Book Reviewer Takes Look at James Madison

As a precursor to Constitution Day, a Wheeling audience took a closer look at James Madison, one of the most important, but least recognized, framers of that document.

Dr. Joe Laker, a retired professor of history at Wheeling Jesuit University, reviewed a new book, “James Madison and the Spirit of Republican Self-Government” by Villanova professor Colleen Sheehan, for a Lunch With Books program at the Ohio County Public Library Tuesday, Sept. 14.

Laker found the work to be a “thoughtful, very well-written book, well researched with lots of footnotes.” However, he wished the author would have given more information on the figure of Madison and the times. He said the book was “rather narrowly focused,” primarily on Madison’s political philosophy.

The professor described the nation’s future fourth president as being short, shy, scholarly and a major intellectual force. He said that Sheehan’s book begins with what happened after the Constitution was ratified, when “the real hard work starts,” and the author writes of “the rivalries that existed from the very beginning of the country.” Laker observed, “There was a lot of political strife among the so-called founding fathers.”

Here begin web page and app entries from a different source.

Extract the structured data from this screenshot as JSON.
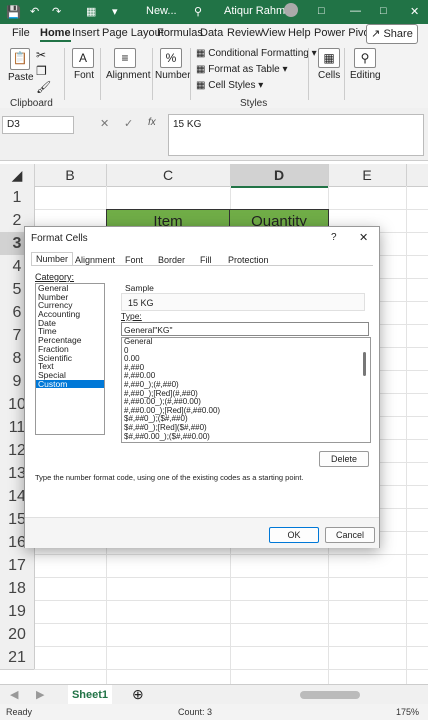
{
  "titlebar": {
    "doc": "New...",
    "user": "Atiqur Rahman"
  },
  "menu": {
    "tabs": [
      "File",
      "Home",
      "Insert",
      "Page Layout",
      "Formulas",
      "Data",
      "Review",
      "View",
      "Help",
      "Power Pivot"
    ],
    "active": "Home",
    "share": "Share"
  },
  "ribbon": {
    "clipboard": {
      "paste": "Paste",
      "group": "Clipboard"
    },
    "font": "Font",
    "alignment": "Alignment",
    "number": "Number",
    "styles": {
      "conditional": "Conditional Formatting",
      "table": "Format as Table",
      "cell_styles": "Cell Styles",
      "group": "Styles"
    },
    "cells": "Cells",
    "editing": "Editing"
  },
  "formula_bar": {
    "name_box": "D3",
    "fx": "fx",
    "value": "15 KG"
  },
  "grid": {
    "columns": [
      "B",
      "C",
      "D",
      "E"
    ],
    "rows": [
      "1",
      "2",
      "3",
      "4",
      "5",
      "6",
      "7",
      "8",
      "9",
      "10",
      "11",
      "12",
      "13",
      "14",
      "15",
      "16",
      "17",
      "18",
      "19",
      "20",
      "21"
    ],
    "headers": {
      "item": "Item",
      "quantity": "Quantity"
    }
  },
  "sheet": {
    "tab": "Sheet1"
  },
  "status": {
    "ready": "Ready",
    "count": "Count: 3",
    "zoom": "175%"
  },
  "dialog": {
    "title": "Format Cells",
    "help": "?",
    "tabs": [
      "Number",
      "Alignment",
      "Font",
      "Border",
      "Fill",
      "Protection"
    ],
    "active_tab": "Number",
    "category_label": "Category:",
    "categories": [
      "General",
      "Number",
      "Currency",
      "Accounting",
      "Date",
      "Time",
      "Percentage",
      "Fraction",
      "Scientific",
      "Text",
      "Special",
      "Custom"
    ],
    "selected_category": "Custom",
    "sample_label": "Sample",
    "sample_value": "15 KG",
    "type_label": "Type:",
    "type_value": "General\"KG\"",
    "type_list": [
      "General",
      "0",
      "0.00",
      "#,##0",
      "#,##0.00",
      "#,##0_);(#,##0)",
      "#,##0_);[Red](#,##0)",
      "#,##0.00_);(#,##0.00)",
      "#,##0.00_);[Red](#,##0.00)",
      "$#,##0_);($#,##0)",
      "$#,##0_);[Red]($#,##0)",
      "$#,##0.00_);($#,##0.00)"
    ],
    "delete": "Delete",
    "hint": "Type the number format code, using one of the existing codes as a starting point.",
    "ok": "OK",
    "cancel": "Cancel"
  }
}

Laker said Sheehan cites four schools of thought about Madison: she rejects a progressive view that he was anti-democratic; she also argues against a mid-20th century liberal demoncratic intrepretation of a mechanistic approach to government; she contends a classical republicanism view of aristocratic leadership in the republic is still not at the heart of Madison; she finds a synthesism theory of mechanistic plus aristocratic leadership to be partly true.

At the time, the Federalist Party dominated politics, but Madison was “the first great leader” of the Republican Party, which later became the Democratic Party, with Thomas Jefferson as his principal supporter and ally, Laker said.

Laker explained that Alexander Hamilton, a leading Federalist, wanted the federal government to have ongoing debt so that people would have an investment in government, but Madison thought the government might be in debt to the wrong sort of people. Hamilton thought the federal government should carry out policies to stimulate growth in manufacturing and commerce, but Madison and Jefferson were appalled, fearing corruption in government from favored deals.

Madison favored small government, “close to the people,” and contended that all people should be involved in the political process and understand the issues, Laker said. “Our society is a very politicized one. This is actually what Madison wanted, to keep the people politically engaged at all times,” the professor observed.

“I actually enjoyed this book. I learned a lot about what was taking place in America,” Laker commented, but added, “I would have liked more on the character and personality of the man, and more of what he did as president.”

In response to a question from the audience, Laker said Madison’s wife, Dolley, “was a very engaging, outgoing person,” almost the opposite of her husband. By contrast, Madison was a shy, withdrawn person who didn’t marry until his 40s. “Then he marries this engaging, sparkling woman. She certainly broadened and helped him in the White House,” Laker remarked.